Generally speaking this requires only the ability to operate boiled sweet wrappers, find Radio 4 and repeat the Navman’s promptings in a variety of less soothing comedy voices. This, I can handle with my one hand tied behind my back. Which is fortunate.

Alas, in its eagerness to shave valuable seconds off a recent trip, the trusty satnav sent us careering down the country lane that time (and the local authority) forgot. The effects of this were twofold: first, the Punto of Truth had a hissy fit and deposited its exhaust pipe in a portion of deepest Worcestershire the AA needed two hours to find. Second, Mrs Matt’s faith in GPS was shaken to its core, and I was reduced to using something called... a map. Analogue satnav.

Now I was a boy scout, and my sense of direction is strong, but I was shocked at how atrophied my map-reading skills had become during the satnav years. Finding a Little Chef got a whole lot more tricky.
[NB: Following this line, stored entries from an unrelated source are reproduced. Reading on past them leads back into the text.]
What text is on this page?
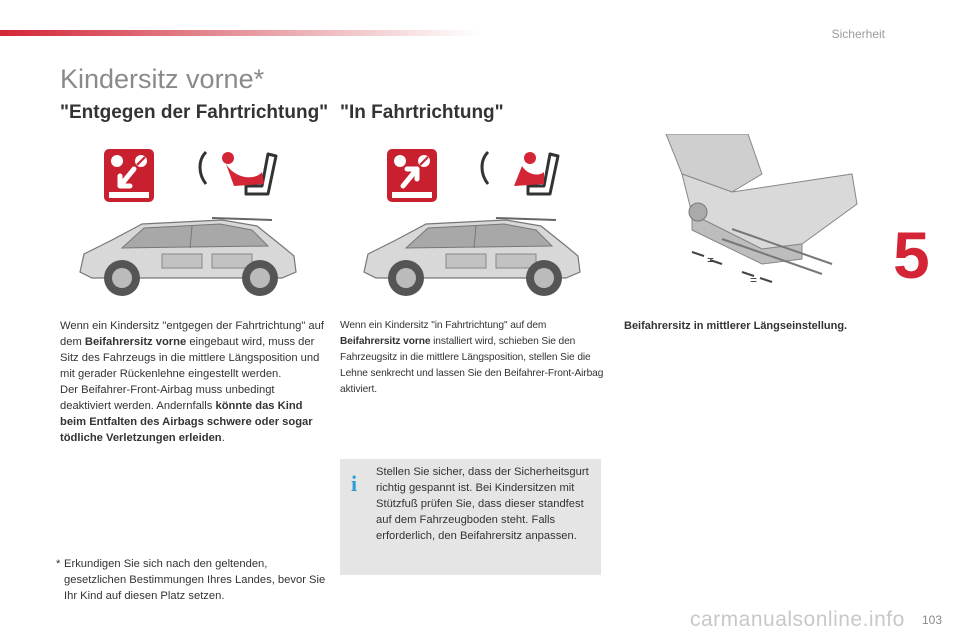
Sicherheit
5
Kindersitz vorne*
"Entgegen der Fahrtrichtung" "In Fahrtrichtung"
=
=
Wenn ein Kindersitz "entgegen der Fahrtrichtung" auf dem Beifahrersitz vorne eingebaut wird, muss der Sitz des Fahrzeugs in die mittlere Längsposition und mit gerader Rückenlehne eingestellt werden.
Der Beifahrer-Front-Airbag muss unbedingt deaktiviert werden. Andernfalls könnte das Kind beim Entfalten des Airbags schwere oder sogar tödliche Verletzungen erleiden.
Wenn ein Kindersitz "in Fahrtrichtung" auf dem Beifahrersitz vorne installiert wird, schieben Sie den Fahrzeugsitz in die mittlere Längsposition, stellen Sie die Lehne senkrecht und lassen Sie den Beifahrer-Front-Airbag aktiviert.
Beifahrersitz in mittlerer Längseinstellung.
i Stellen Sie sicher, dass der Sicherheitsgurt richtig gespannt ist. Bei Kindersitzen mit Stützfuß prüfen Sie, dass dieser standfest auf dem Fahrzeugboden steht. Falls erforderlich, den Beifahrersitz anpassen.
* Erkundigen Sie sich nach den geltenden, gesetzlichen Bestimmungen Ihres Landes, bevor Sie Ihr Kind auf diesen Platz setzen.
103
carmanualsonline.info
And it’s not just navigation. A recent survey claimed to prove that reliance on mobile phones withers the brain’s capacity to retain phone numbers. Take away my Outlook calendar and online to-do list, and I’m unable to operate at my usual ruthless 27 percent efficiency. I even have a friend who sets his phone alarm to go off at the correct station to remind him to disembark the train on time. (Actually, that last one’s a bit weird.)

No wonder the rats and earwigs will take over come armageddon. Humans will be reliant on having the right power adaptor to hand. Without Tesco to deliver the online shopping we’ll all starve. And not one of us will remember our mother-in-law’s birthday.
So, should we be worried about such over-reliance on technology? Let me check Yahoo Answers and I’ll send you an email.